To generate clients Janani takes recourse to SHPs, while the government model depends on so-called accredited social health activist, or ASHA, who brings in the patients. Although both follow a cash incentive model, SHPs have been far more effective. At the same time, the government model has built up huge arrears in terms of incentives promised to patients.
Under NRHM, for every institutional delivery, the client is paid Rs1,400. A sum of Rs600 goes to the ASHA. In Raghopur block, a sum of nearly Rs20 lakh has still not been paid out. “There are at least 100 cases who haven’t received this incentive payment," says Pawan Kumar, accountant at the PHC.
“Money not reaching the people on time is one big problem. We are trying to expedite it," says Sanjay Kumar, mission director (NRHM), State Health Society, Bihar. Kumar is now exploring the possibility of evolving a PPP model for timely payment of the incentive money.

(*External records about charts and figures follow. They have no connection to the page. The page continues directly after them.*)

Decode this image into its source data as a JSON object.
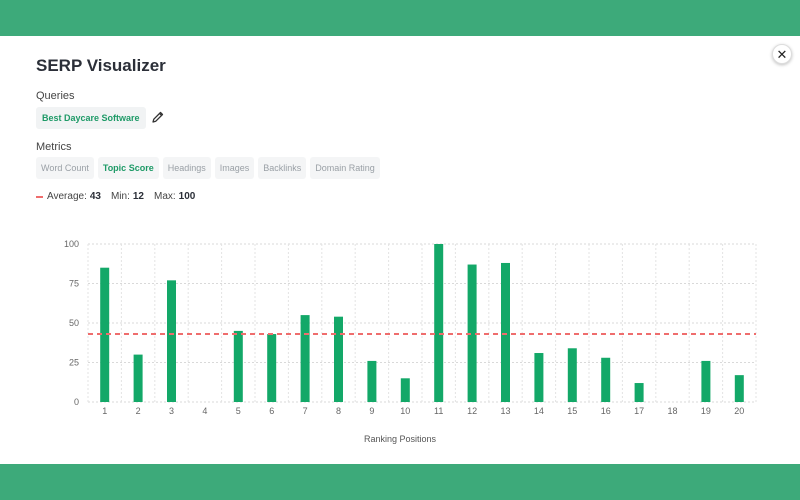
{
  "modal": {
    "title": "SERP Visualizer",
    "close_glyph": "✕",
    "queries_label": "Queries",
    "query_chip": "Best Daycare Software",
    "metrics_label": "Metrics",
    "metrics": [
      {
        "label": "Word Count",
        "active": false
      },
      {
        "label": "Topic Score",
        "active": true
      },
      {
        "label": "Headings",
        "active": false
      },
      {
        "label": "Images",
        "active": false
      },
      {
        "label": "Backlinks",
        "active": false
      },
      {
        "label": "Domain Rating",
        "active": false
      }
    ],
    "stats": {
      "average_label": "Average:",
      "average_value": "43",
      "min_label": "Min:",
      "min_value": "12",
      "max_label": "Max:",
      "max_value": "100"
    }
  },
  "icons": {
    "close": "close-icon",
    "edit": "pencil-icon"
  },
  "colors": {
    "header_band": "#3daa7a",
    "bar": "#13a868",
    "average_line": "#ef6d6d",
    "active_metric": "#1e9a67"
  },
  "chart_data": {
    "type": "bar",
    "categories": [
      "1",
      "2",
      "3",
      "4",
      "5",
      "6",
      "7",
      "8",
      "9",
      "10",
      "11",
      "12",
      "13",
      "14",
      "15",
      "16",
      "17",
      "18",
      "19",
      "20"
    ],
    "values": [
      85,
      30,
      77,
      null,
      45,
      43,
      55,
      54,
      26,
      15,
      100,
      87,
      88,
      31,
      34,
      28,
      12,
      null,
      26,
      17
    ],
    "average": 43,
    "xlabel": "Ranking Positions",
    "ylabel": "",
    "ylim": [
      0,
      100
    ],
    "yticks": [
      0,
      25,
      50,
      75,
      100
    ],
    "grid": true
  }
}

More importantly, the PPP model has for the first time offered a choice--even at the village level--to the people living in the 35 districts of Bihar and Jharkhand where Janani operates.
Maniya Devi, 35, a resident of Hajipur, Vaishali, has nine children. Despite being aware of the fact that she could have had her sterilization performed in a government hospital and received monetary compensation, she opted for Surya Clinic.
“I don’t care about the money," she says, lying on her bed at the Surya Clinic in Hajipur block of Vaishali district. “Here, everything is clean and nice. The government facilities are dirty, ill-equipped and not very pleasant."